The really important news is it's happening across all ethnicities.The proportions are reasonably stable.

In 2009, 52 percent were Maori; in 2013, 55 percent.

For Pacific Island, the proportion rose slightly from 9 to 11 percent.

NZ European dropped from 29 to 25 percent.

The percentage who are aged 16-17 dropped from slightly from 16.5 to 15%.

The percentage who are male is unchanged 4%.

This means thousands fewer children experiencing poor outcomes - ill-health, disconnect from education,  in and out of fostercare, potentially abused and neglected, having the cards stacked against them from the outset.

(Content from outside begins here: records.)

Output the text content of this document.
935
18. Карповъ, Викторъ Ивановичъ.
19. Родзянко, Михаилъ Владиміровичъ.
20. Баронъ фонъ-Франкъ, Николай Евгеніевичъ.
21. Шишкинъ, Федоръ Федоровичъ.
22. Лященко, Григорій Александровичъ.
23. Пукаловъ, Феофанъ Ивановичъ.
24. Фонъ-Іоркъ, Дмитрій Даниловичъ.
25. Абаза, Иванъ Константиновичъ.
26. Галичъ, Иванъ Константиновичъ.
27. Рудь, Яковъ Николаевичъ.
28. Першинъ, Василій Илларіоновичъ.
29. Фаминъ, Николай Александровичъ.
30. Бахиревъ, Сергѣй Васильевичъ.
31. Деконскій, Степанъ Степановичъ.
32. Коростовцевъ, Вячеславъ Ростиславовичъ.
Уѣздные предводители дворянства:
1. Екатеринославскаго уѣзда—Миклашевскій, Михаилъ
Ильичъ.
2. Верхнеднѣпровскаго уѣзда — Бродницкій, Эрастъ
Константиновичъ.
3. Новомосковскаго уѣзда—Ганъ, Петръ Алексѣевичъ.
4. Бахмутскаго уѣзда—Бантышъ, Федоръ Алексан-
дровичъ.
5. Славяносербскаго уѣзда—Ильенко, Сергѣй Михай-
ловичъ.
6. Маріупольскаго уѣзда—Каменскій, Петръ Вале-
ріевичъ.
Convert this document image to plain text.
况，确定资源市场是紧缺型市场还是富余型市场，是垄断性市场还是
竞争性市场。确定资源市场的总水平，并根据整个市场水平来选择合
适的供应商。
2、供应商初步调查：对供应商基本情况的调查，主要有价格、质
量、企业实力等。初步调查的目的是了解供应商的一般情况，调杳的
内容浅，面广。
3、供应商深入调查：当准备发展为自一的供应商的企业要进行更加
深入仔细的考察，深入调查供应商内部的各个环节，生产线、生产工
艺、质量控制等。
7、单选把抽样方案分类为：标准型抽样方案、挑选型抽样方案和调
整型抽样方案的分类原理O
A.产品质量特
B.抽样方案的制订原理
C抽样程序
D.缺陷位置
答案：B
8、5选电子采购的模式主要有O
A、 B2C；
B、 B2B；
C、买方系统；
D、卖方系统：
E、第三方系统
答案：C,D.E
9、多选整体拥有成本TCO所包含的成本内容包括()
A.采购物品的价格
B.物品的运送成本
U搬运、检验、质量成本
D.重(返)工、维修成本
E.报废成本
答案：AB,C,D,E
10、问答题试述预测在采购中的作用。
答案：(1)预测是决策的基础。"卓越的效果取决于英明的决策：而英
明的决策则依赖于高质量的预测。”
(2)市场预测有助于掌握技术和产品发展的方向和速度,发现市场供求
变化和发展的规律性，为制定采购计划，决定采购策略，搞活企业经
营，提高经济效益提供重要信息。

Thousands of would-be teen mums will keep their own lives and  potential, and hopefully have children when they are ready to.

It's a fantastic development.

National deserve at least some credit for it with their new young parent mentoring and benefit management regime.


Brendan McNeill said...


That is fantastic news. Thank you for sharing it.

Can it all be attributed to National's welfare policy changes do you think, or are there other factors at work?

Could the awful lives that so many of these mothers and their children live be starting to provide a 'wake up' example to their peers, or those following on behind?

I'd like to think a subtle policy change could bring about these great results, but it seemed such a minor change...

I guess Family Planning, the sex without context advocates will step up to take the credit. :-)

Anonymous said...

I also think it is fantastic, but I don't think National can take much of the credit (though they may be entitled to a bit).

The same think is happening in the USA

and the UK

and more generally around the western world.

Having said that it would be great to see the Maori rate dropping faster than the rest given they are disproportionately represented. It would do more to lift them out of poverty than any government policy you could name.

It is a pity that Turia didn't pick on that as her campaign. It would have done even more good that her quit smoking one. However, perhaps she thought it was a lost cause -- because I noted that the 19 year old son of the Maori king is expecting a baby sometime soon.

Lindsay Mitchell said...


Primarily I think there is a cultural change underway. Because of tv and social media the western world current fashions (or anti-fashions) spread fairly quickly. The US has probably led this turn against wanting to be a very young mum.

But other quick reasons:
1 The GFC
2 More effective and more accessible contraception
3 Kids having sex later (?) some evidence.

And one I jokingly put to Bob McCoskrie as the silver lining to same sex marriage and the stigma reducing - fewer females are having heterosexual sex??